Week One — Introduction to BPM

Introduction to Model Theory as taught in the BPM course

The form of model theory discussed in this course is based on a book from the 70s titled General Model Theory by Herber Stachowiak. This book is originally in German and has yet to be translated. You can find an outline of the book’s contents on this 2012 blog post: General Model Theory by Stachowiak.

First Assignment

I took a little bit of liberty with this first assignment (Google Drive). I extended a few of the events and parameters to represent some ideas which the model presented to me which I thought were interesting. First, I created nested boundaries which represent the bank and the customer. I then labeled a few of the obvious links such as the notion that a bank will advertise or promote a product.
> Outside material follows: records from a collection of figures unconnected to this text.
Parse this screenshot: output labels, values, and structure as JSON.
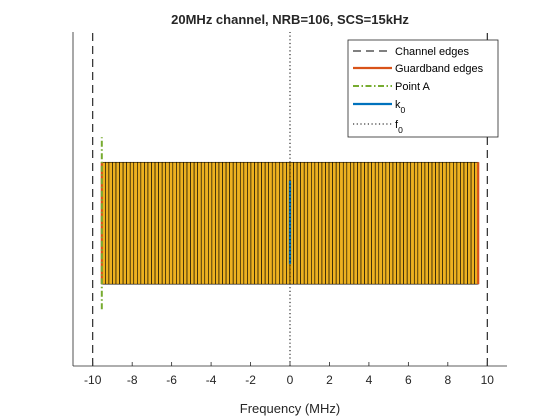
{
  "chart_data": {
    "type": "line",
    "title": "20MHz channel, NRB=106, SCS=15kHz",
    "xlabel": "Frequency (MHz)",
    "ylabel": "",
    "xlim": [
      -11,
      11
    ],
    "ylim": [
      0,
      1
    ],
    "xticks": [
      -10,
      -8,
      -6,
      -4,
      -2,
      0,
      2,
      4,
      6,
      8,
      10
    ],
    "xtick_labels": [
      "-10",
      "-8",
      "-6",
      "-4",
      "-2",
      "0",
      "2",
      "4",
      "6",
      "8",
      "10"
    ],
    "grid": false,
    "legend_position": "top-right",
    "resource_grid": {
      "x_start": -9.54,
      "x_end": 9.54,
      "y_low": 0.245,
      "y_high": 0.61,
      "num_blocks": 106,
      "fill_color": "#EDB120",
      "edge_color": "#000000"
    },
    "series": [
      {
        "name": "Channel edges",
        "style": "dashed",
        "color": "#000000",
        "x": [
          -10,
          10
        ],
        "y_range": [
          0,
          1
        ]
      },
      {
        "name": "Guardband edges",
        "style": "solid",
        "color": "#D95319",
        "x": [
          -9.54,
          9.54
        ],
        "y_range": [
          0.245,
          0.61
        ]
      },
      {
        "name": "Point A",
        "style": "dash-dot",
        "color": "#77AC30",
        "x": [
          -9.54
        ],
        "y_range": [
          0.17,
          0.685
        ]
      },
      {
        "name": "k0",
        "style": "solid",
        "color": "#0072BD",
        "x": [
          0
        ],
        "y_range": [
          0.305,
          0.555
        ]
      },
      {
        "name": "f0",
        "style": "dotted",
        "color": "#000000",
        "x": [
          0
        ],
        "y_range": [
          0,
          1
        ]
      }
    ],
    "legend": [
      {
        "label": "Channel edges",
        "sub": "",
        "series": 0
      },
      {
        "label": "Guardband edges",
        "sub": "",
        "series": 1
      },
      {
        "label": "Point A",
        "sub": "",
        "series": 2
      },
      {
        "label": "k",
        "sub": "0",
        "series": 3
      },
      {
        "label": "f",
        "sub": "0",
        "series": 4
      }
    ]
  }
}
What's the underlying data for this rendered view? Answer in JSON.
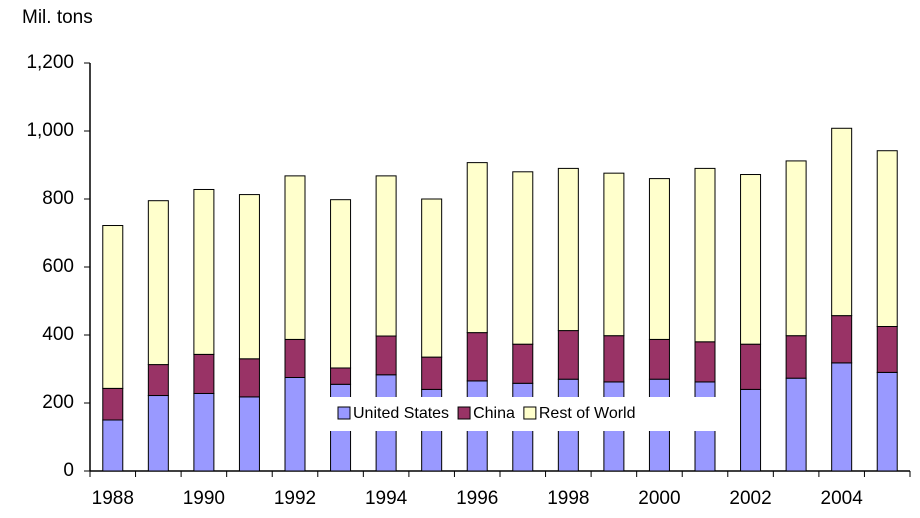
{
  "chart_data": {
    "type": "stacked-bar",
    "ylabel": "Mil. tons",
    "categories": [
      "1988",
      null,
      "1990",
      null,
      "1992",
      null,
      "1994",
      null,
      "1996",
      null,
      "1998",
      null,
      "2000",
      null,
      "2002",
      null,
      "2004",
      null
    ],
    "series": [
      {
        "name": "United States",
        "color": "#9999ff",
        "values": [
          150,
          222,
          228,
          218,
          275,
          255,
          283,
          240,
          265,
          258,
          270,
          262,
          270,
          262,
          240,
          273,
          318,
          290
        ]
      },
      {
        "name": "China",
        "color": "#993366",
        "values": [
          93,
          91,
          115,
          112,
          112,
          48,
          114,
          95,
          142,
          115,
          143,
          136,
          117,
          118,
          133,
          125,
          139,
          135
        ]
      },
      {
        "name": "Rest of World",
        "color": "#ffffcc",
        "values": [
          479,
          482,
          485,
          483,
          481,
          495,
          471,
          465,
          500,
          507,
          477,
          478,
          473,
          510,
          499,
          514,
          551,
          517
        ]
      }
    ],
    "ylim": [
      0,
      1200
    ],
    "yticks": [
      0,
      200,
      400,
      600,
      800,
      {
        "value": 1000,
        "label": "1,000"
      },
      {
        "value": 1200,
        "label": "1,200"
      }
    ]
  }
}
I showed this by labeling the link “advertises” from the bank to the customer between the bank’s products and the client’s chosen product. I found it interesting to consider which perspective to consider. Customers desire and chooses a product and Banks offer and advertise a suite of products.

At the event when an application is accepted or rejected by an employee, I thought it was interesting to consider that the employee is not making this decision based on their own reasons. Instead the threshold is set by the employer. Following this backward, I considered what quality does this threshold have? It could be a high or low threshold. And I imagined a low threshold might be offered by loan sharks. (UPDATE: How about a 99.75% APR for a risky loan?).
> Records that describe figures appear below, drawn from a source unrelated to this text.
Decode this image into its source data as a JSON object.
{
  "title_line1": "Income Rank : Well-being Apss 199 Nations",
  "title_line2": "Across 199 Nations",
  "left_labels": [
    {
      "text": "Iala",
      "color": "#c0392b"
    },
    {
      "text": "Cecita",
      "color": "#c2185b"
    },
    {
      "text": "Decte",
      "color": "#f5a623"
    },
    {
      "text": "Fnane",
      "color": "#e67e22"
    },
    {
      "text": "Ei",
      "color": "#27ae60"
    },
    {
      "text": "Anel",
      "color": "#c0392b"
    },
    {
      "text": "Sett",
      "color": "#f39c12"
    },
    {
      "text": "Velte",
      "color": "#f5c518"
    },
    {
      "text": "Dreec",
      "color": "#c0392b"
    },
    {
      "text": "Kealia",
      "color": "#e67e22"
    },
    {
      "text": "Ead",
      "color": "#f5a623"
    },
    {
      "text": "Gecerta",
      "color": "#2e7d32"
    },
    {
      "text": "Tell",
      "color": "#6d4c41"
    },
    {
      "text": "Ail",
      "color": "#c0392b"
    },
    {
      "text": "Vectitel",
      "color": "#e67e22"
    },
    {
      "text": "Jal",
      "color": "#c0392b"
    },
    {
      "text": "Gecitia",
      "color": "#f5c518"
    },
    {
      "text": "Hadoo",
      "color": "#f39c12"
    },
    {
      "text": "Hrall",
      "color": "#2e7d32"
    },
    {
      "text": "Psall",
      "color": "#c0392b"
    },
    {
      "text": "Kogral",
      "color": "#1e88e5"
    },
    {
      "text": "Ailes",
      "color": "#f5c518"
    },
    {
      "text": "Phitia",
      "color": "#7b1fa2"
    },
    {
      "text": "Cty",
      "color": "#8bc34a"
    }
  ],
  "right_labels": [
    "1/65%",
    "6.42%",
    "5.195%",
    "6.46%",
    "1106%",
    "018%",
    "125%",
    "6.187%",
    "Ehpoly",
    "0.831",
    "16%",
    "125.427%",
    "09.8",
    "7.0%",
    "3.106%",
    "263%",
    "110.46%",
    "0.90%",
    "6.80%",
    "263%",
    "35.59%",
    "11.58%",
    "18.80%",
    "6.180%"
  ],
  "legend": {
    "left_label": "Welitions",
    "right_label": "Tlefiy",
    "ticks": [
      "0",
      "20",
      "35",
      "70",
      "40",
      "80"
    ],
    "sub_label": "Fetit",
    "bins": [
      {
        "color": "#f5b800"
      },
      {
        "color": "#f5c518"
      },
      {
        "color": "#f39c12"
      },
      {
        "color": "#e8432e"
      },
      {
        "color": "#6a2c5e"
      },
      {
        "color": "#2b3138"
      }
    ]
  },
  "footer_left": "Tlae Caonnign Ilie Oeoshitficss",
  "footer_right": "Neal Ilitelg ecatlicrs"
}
Finally, I extended the process to the customer’s reaction to the bank’s response. You may notice I didn’t make it clear which response the customer received, but I nevertheless introduced motivated responses which just came to mind. The Accept branch considers that you’ve been rejected and the customer “accepts” the rejection as no big disappointment, and points back to the advertising relation mentioned above. Who cares if you’re rejected if you’re just shopping? This assumes the bank has a high threshold. On the other hand the Deny branch starts with the assumption the customer was accepted, but they rejected the contract. Why? Because the APR was too high for their budget at 29%.

I think these additions highlight the fascinating capacity for a process to bring many ideas to mind.